Adapting to life outside Super 6
The head coach has strengthened his squad again for the coming campaign, but acknowledged that the fact three other capital clubs will be in Super 6 has made it tougher than he would like to sign certain players. “You only need to look at where the academy boys have decided to align themselves to. We tried to get Rufus [McLean], and we tried to get Jack Blain and a couple of others, and their heads are turned by Super 6 clubs straightaway. You look at Boroughmuir and how well they’ve recruited on the back of Super 6, and historically they’ve not been the best recruiters in the world.
“I think players are losing their minds a little bit when Super 6 isn’t here yet. They’ve got to be playing in the shop window – that is, the Premiership week in, week out – and you’ve just got to think how much rugby these guys are actually going to be playing when they’ve gravitated towards the big three in Edinburgh.
“But for us it’s a good thing as well, because we can build a fairly decent squad of players here over the next two, three years without having to worry too much about what reasons people have for coming here. The people that are here at Accies are here for the right reasons, not necessarily because of the Super 6 tag.
“We’ve definitely added some depth. I’d like to think we’ve been pretty shrewd in the draft, picking guys who will add a bit of quality to what we’ve got. But physically we’re not the biggest side in the world, and when you look at the side that Boroughmuir put out against us [in a pre-season friendly], for example, we were probably giving up six or seven kilos a player in the pack. When you times that by eight, it stacks up.

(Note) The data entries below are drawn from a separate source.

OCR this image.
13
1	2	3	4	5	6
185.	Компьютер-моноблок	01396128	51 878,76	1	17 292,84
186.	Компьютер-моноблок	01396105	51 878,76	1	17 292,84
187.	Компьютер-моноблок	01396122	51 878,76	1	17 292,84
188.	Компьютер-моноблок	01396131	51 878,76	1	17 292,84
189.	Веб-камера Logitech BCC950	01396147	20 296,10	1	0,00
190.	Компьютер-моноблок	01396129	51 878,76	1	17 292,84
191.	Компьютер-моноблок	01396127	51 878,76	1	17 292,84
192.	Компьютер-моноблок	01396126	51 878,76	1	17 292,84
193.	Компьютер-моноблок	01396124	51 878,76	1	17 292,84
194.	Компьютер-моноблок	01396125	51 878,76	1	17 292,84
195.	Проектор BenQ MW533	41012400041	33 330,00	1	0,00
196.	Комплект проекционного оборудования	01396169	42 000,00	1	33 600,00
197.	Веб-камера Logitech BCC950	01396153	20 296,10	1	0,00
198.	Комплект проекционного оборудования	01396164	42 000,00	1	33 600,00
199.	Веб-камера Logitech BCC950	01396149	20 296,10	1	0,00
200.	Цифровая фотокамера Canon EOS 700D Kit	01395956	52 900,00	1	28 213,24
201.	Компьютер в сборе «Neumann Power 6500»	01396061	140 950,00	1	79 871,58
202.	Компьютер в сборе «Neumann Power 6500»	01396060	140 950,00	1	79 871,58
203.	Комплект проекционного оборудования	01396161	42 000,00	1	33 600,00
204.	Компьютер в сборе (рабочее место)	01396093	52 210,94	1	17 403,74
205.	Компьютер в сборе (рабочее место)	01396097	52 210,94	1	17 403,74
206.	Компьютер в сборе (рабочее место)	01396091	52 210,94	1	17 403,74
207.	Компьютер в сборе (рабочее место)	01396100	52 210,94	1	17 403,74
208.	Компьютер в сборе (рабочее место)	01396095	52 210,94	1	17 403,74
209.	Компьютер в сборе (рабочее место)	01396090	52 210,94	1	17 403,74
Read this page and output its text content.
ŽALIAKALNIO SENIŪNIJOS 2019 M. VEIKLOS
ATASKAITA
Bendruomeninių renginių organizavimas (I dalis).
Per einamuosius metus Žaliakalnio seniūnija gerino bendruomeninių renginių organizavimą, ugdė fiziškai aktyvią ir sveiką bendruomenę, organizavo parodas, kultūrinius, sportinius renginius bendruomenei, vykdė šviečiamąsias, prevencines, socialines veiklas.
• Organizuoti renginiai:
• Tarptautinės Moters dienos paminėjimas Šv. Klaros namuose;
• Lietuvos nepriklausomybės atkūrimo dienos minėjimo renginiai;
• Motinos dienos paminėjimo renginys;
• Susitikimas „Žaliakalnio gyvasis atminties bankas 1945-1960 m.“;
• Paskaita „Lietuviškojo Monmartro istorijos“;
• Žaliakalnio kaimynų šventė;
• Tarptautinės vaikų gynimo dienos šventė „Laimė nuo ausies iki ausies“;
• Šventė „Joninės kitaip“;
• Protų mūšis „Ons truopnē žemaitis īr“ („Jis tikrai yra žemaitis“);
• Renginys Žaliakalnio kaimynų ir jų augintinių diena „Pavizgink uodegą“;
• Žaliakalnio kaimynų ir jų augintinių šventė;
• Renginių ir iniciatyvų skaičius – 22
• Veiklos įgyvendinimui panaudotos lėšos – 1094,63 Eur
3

“And when you look at some of the back lines, they’re fairly heavily stacked in the back three and their centres, and then you know it’s going to be a hard day at the office on the gain line for sure.”
There may be games, particularly once the pitches get heavier, when Accies are simply undone by such a physical disadvantage. But when the footing is firm, it is not always the heavier side which wins a catchweight contest, and O’Riordan trusts his players will have the wisdom and creativity to get the better of some of their bulkier opponents.
“We’ve got a brand of rugby that we like to think is fairly high tempo. We don’t play to a structure, which is fairly difficult to defend against. We give the guys a lot of freedom – we’ve got a couple of launch plays that we run, but we give the guys a licence to play what they see. I’d like to think that we’ve got 15 boys that can all play rugby and read a game pretty well. Fingers crossed it gets us through some of the games.”